Among the top 20 accounts on GitHub, 6 originated in China:
- THUDM: Knowledge Engineering Group (KEG) & Data Mining at Tsinghua University.
- OpenGVLab: General Vision team of Shanghai AI Laboratory
- OpenBMB: Open Lab for Big Model Base, founded by ModelBest & the NLP group at Tsinghua University.
- InternLM: from Shanghai AI Laboratory.
- OpenMMLab: from The Chinese University of Hong Kong.
- QwenLM: Alibaba’s AI lab, which publishes the Qwen model family.
Live fast, die young
One pattern that I saw last year is that many repos quickly gained a massive amount of eyeballs, then quickly died down. Some of my friends call this the “hype curve”. Out of these 845 repos with at least 500 GitHub stars, 158 repos (18.8%) haven’t gained any new stars in the last 24 hours, and 37 repos (4.5%) haven’t gained any new stars in the last week.

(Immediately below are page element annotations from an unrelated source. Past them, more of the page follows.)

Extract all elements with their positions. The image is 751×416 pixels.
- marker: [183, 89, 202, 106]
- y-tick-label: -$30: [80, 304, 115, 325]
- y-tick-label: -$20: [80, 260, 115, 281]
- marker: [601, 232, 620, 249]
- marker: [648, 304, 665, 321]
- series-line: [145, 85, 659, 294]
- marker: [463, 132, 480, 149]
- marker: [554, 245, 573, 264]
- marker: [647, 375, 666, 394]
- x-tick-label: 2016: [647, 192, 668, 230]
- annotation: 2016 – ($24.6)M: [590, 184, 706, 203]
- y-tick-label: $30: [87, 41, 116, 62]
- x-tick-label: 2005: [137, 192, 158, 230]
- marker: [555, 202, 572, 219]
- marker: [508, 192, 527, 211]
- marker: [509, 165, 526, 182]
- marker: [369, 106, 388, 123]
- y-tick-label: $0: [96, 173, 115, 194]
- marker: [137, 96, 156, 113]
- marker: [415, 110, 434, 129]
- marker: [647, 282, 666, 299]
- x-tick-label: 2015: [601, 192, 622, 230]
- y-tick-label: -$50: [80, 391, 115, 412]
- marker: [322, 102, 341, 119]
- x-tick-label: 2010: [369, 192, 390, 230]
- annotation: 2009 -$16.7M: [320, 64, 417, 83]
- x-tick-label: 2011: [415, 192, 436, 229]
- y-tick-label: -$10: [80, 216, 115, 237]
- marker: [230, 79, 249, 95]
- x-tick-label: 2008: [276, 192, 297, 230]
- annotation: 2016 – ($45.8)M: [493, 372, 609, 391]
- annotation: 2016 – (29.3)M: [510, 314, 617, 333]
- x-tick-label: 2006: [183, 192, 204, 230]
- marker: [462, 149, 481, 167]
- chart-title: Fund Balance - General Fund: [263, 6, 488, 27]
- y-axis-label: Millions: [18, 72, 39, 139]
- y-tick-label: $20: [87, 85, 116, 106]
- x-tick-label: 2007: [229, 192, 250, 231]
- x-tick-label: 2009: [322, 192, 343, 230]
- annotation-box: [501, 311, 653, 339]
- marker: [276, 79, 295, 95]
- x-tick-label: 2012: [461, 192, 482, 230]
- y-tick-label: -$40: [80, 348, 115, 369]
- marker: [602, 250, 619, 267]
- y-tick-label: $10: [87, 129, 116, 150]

Here are examples of the growth trajectory of two of such repos compared to the growth curve of two more sustained software. Even though these two examples shown here are no longer used, I think they were valuable in showing the community what was possible, and it was cool that the authors were able to get things out so fast.
My personal favorite ideas
So many cool ideas are being developed by the community. Here are some of my favorites.
- Batch inference optimization: FlexGen, llama.cpp
- Faster decoder with techniques such as Medusa, LookaheadDecoding
- Model merging: mergekit
- Constrained sampling: outlines, guidance, SGLang
- Seemingly niche tools that solve one problem really well, such as einops and safetensors.
Conclusion
Even though I included only 845 repos in my analysis, I went through several thousands of repos. I found this helpful for me to get a big-picture view of the seemingly overwhelming AI ecosystem. I hope the list is useful for you too. Please do let me know what repos I’m missing, and I’ll add them to the list!